Témoignages
                                                                                                         








Guy MILLÉ


C’est drôle… Cela ne faisait pas si longtemps que les pavés s’étaient mis à voler avec leurs slogans gravés dans la pierre. Les pavés étaient retombés, mais leurs offrandes de mots, avec leur validité et leurs limites, continuaient de s’infiltrer dans les esprits, y compris de ceux qui s’estimaient les moins perméables : « autodiscipline, autogestion, l’art est dans la rue, jouissons sans entraves… ». Je le redis, ces choses ne manquaient pas de saveur, et nous ne manquions pas d’y goûter, mais au fond c’était une sorte de copieuse errance.
C’est drôle… C’est ainsi qu’on avait persuadé le tout jeune homme que j’étais, admis à l’École des Beaux-Arts, qu’il était déjà un artiste, d’ailleurs ne l’étions-nous pas tous ? Notre rôle n’était-il pas de montrer à cette société mauvaise qu’il suffisait qu’elle cessât ses oppressions pour que la nature artistique de l’homme prît enfin son envol ? C’est dans ce confort amusant que je m’installai un jour au « Cours Yvon » pour dessiner, et qu’un monsieur prit la parole, et en quelques mots choisis se permit de nous signifier que ce n’était pas gagné, que l’indispensable liberté que nous revendiquions n’était pas un acquis offert à chacun, mais un but, un chemin que l’on pouvait chercher longtemps, ou même ne jamais découvrir, qu’il y avait une façon de voir qui mettait le monde à la bonne distance afin de le retranscrire dans sa dimension essentielle, qu’il y avait des hiérarchies, qui ne sont pas des soumissions, que des maîtres existaient (des maîtres ! à moi qui pensais qu’il n’y avait ni dieu, ni maître !)… des maîtres donc, et qui nous dévoilaient en même temps ce qui les unissait et ce qui les mettait à des années lumière les uns des autres.

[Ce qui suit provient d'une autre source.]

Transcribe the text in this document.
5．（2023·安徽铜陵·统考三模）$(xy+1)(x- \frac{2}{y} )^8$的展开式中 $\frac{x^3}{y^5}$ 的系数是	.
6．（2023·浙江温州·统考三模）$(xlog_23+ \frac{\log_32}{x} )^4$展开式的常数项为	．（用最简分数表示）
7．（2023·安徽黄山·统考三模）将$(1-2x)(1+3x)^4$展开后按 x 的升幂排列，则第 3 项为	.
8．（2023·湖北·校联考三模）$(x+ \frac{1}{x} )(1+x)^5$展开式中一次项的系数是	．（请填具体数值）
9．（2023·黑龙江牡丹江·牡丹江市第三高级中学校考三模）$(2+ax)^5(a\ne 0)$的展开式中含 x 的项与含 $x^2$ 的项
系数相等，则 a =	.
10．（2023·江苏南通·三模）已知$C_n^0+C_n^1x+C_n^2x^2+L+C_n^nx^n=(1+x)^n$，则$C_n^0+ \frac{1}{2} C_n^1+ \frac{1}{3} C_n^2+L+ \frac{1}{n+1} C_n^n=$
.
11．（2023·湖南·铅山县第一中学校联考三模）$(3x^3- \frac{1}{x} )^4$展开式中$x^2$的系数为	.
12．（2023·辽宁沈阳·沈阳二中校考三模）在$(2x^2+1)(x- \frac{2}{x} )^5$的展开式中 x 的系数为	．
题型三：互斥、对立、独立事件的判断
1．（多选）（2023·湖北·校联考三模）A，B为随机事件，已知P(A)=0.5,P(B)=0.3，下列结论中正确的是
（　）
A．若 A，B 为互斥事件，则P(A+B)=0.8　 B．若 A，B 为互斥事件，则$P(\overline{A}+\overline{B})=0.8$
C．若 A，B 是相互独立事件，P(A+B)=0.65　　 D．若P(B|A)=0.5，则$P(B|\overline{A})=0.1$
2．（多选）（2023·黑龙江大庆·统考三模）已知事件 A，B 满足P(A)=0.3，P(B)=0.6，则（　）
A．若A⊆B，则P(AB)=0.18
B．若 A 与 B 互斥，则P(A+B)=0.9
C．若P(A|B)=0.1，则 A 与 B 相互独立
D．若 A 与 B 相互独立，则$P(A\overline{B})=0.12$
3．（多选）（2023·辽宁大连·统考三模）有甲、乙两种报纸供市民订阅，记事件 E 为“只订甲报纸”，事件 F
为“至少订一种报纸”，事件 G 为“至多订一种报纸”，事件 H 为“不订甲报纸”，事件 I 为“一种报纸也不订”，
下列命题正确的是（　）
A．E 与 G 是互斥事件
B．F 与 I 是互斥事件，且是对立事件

Il n’a pas parlé d’effort ou de travail, ces choses allaient de soi, mais de lumière et de regard, ou plutôt de vision, comme détachée du regard, « voir le modèle, ce n’est pas s’attacher à son enveloppe, mais percevoir qu’elle est sans limites ».
La première fois que je l’ai entendu, le moins que je puisse dire est qu’il ne m’a pas convaincu. J’étais tellement séduit par les sirènes du siècle, lesquelles d’ailleurs n’ont cessé de brailler de plus en plus fort, que cet appel à écouter en soi-même la voix de la simplicité, m’est apparu comme le sermon d’un de ces mandarins qu’on venait d’excommunier. Puis j’ai écouté de nouveau ses paroles, et puis je me suis approché, peu à peu, de l’endroit où il les répétait avec une constance et une fermeté déroutantes. Et puis leur musique, lentement, s’est muée en respiration, elle est devenue « la bonne aventure » et les paroles se sont révélées fondatrices, non pas de ces fondations entêtées qui font le lit des idolâtres, mais de celles qui par le jeu inattendu des forces de l’esprit, se cherchent et s’inventent, se renouvellent, s’assouplissent pour mieux se tendre, comme l’arc qui veut atteindre sa cible, et s’étonnent elles-mêmes, au bout du compte, d’avoir résisté à toutes les cassures de la vie.